Jaka jest recepta na udany związek? Wzajemne zrozumienie, zaufanie, poświęcanie się dla drugiej osoby, zaspokajanie jej potrzeb (nie tylko łóżkowych ale i intelektualnych), wspieranie oraz wierność. Gówno prawda. Recepta na udany związek jest prosta: trzeba sprawiać wrażenie niezainteresowanego, egoistycznego chuja. Wtedy mamy pewność, że będziemy wprost oblegani przez naszego partnera. Jest tylko jeden problem: nie możemy się zakochać. Gdy człowiek straci głowę dla kogoś zachowuje się irracjonalnie, odkrywa swoje słabe punkty, a wtedy druga osoba może to skrzętnie przeciwko nam wykorzystać.

Bazując na swoich związkach muszę stwierdzić, że opcja "na chuja" się sprawdza. [...]

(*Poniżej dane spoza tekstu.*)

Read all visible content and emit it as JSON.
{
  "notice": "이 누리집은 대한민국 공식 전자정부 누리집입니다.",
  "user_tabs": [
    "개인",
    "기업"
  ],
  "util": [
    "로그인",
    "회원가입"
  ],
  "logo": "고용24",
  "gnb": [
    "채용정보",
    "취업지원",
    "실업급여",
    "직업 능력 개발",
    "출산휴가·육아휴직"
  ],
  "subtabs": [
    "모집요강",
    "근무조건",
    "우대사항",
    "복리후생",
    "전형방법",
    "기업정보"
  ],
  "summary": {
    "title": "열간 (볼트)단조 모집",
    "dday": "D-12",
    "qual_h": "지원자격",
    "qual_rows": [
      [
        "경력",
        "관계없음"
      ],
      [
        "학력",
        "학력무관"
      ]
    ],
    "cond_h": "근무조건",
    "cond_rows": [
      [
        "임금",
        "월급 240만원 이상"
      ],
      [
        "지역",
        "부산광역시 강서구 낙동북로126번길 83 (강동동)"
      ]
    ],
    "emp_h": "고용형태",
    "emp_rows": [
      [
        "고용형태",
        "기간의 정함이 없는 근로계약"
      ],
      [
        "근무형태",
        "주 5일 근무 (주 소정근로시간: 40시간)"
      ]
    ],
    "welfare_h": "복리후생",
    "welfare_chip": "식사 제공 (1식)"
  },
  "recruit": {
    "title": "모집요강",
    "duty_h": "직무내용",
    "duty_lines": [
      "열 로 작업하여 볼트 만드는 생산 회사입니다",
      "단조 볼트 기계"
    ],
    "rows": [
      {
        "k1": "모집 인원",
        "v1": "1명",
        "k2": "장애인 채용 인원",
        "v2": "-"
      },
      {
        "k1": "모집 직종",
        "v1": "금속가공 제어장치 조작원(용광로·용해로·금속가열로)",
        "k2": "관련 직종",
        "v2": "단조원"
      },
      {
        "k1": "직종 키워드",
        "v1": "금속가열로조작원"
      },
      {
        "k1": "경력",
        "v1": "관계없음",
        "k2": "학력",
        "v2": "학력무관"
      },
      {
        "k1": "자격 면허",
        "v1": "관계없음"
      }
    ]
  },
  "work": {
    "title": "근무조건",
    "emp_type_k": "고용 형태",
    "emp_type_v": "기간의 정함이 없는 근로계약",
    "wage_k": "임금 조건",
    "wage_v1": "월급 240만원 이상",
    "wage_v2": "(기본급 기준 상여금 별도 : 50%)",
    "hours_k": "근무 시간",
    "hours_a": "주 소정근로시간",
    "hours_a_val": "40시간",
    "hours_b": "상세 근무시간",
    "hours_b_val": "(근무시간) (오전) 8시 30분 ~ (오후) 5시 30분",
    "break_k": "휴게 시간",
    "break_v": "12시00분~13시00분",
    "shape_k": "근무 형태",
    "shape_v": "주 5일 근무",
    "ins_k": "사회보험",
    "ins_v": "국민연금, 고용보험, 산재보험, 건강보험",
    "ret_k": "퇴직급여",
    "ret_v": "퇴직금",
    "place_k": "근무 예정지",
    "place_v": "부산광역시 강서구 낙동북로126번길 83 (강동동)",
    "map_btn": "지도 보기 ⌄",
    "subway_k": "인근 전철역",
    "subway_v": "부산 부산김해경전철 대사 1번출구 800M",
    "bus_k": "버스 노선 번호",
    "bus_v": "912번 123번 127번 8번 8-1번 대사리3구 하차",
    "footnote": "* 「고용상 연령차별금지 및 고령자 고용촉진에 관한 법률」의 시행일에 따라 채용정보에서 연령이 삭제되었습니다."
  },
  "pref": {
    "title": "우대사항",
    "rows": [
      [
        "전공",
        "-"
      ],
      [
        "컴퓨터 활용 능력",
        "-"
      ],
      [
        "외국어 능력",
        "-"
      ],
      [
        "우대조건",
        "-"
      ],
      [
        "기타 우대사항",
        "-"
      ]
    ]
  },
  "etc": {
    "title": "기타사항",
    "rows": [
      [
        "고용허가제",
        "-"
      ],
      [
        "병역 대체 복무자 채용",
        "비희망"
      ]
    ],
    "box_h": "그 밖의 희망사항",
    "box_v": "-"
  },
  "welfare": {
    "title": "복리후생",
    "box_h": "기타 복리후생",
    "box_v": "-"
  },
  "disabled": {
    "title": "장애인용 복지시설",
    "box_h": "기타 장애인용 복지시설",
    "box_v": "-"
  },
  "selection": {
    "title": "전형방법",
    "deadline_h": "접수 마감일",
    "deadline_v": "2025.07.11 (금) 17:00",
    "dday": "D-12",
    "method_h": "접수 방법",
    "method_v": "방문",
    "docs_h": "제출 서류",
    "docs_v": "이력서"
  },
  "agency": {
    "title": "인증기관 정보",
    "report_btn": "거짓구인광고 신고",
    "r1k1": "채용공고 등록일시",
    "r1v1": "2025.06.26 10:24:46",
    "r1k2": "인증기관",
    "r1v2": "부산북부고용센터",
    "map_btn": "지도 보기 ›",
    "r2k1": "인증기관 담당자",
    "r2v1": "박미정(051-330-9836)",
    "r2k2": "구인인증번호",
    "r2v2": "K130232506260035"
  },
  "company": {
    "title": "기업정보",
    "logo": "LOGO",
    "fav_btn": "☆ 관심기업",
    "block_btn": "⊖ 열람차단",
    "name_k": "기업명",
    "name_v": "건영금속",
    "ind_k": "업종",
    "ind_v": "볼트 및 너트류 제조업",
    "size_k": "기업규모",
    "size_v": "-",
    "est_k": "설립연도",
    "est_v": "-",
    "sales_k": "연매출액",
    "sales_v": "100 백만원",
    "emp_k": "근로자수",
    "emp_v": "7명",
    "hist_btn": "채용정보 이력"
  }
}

Można też zagrać w miłość. Jak to wielu geji na swoich profilach pisze:
- Zagramy w miłość?
- Dobrze.
- Kocham Cię.
- Przegrałeś.
Coś w tym kurde jest. Zawsze ta osoba, która pierwsza powie kocham stoi jakoś na przegranej pozycji względem drugiej. Fakt, przeważnie druga osoba odpowie: "Ja też Cię kocham", ale nigdy nie mamy pewności wtedy, czy mówi to nam, bo głupio powiedzieć coś innego, czy rzeczywiście też to czuła... Skoro czuła, to dlaczego nie powiedziała pierwsza? I można tak dalej snuć paranoje. Jeśli chodzi o grę w miłość, to zagrałem. Dobrze na tym nie wyszedłem. Szczególnie ostatnio, bo należą się wyjaśnienia czytelnikom (jeśli ktoś w ogóle czyta), że zagrałem w miłość dwa razy z tym samym chłopakiem. Raz zrozumiałem swój błąd - był jeszcze nie okrzesany, byłem jego pierwszym prawdziwym chłopakiem itd. Jednak gdy po prawie roku zdecydowaliśmy się znowu być razem uznałem, że nie powiem tego tak szybko... Że nie będę tym słowem rzucał na prawo i lewo (mimo że poprzednim razem było odwzajemniane) i poczekam niech to się wszystko scementuje. No i wydawało się, że to wszystko w dobrą stronę idzie, wyznanie padło, po drugiej stronie słowa "ja wciąż nie jestem pewien, co do Ciebie czuję", a później to już tylko równia pochyła... Wiadomo. Przegrałem. 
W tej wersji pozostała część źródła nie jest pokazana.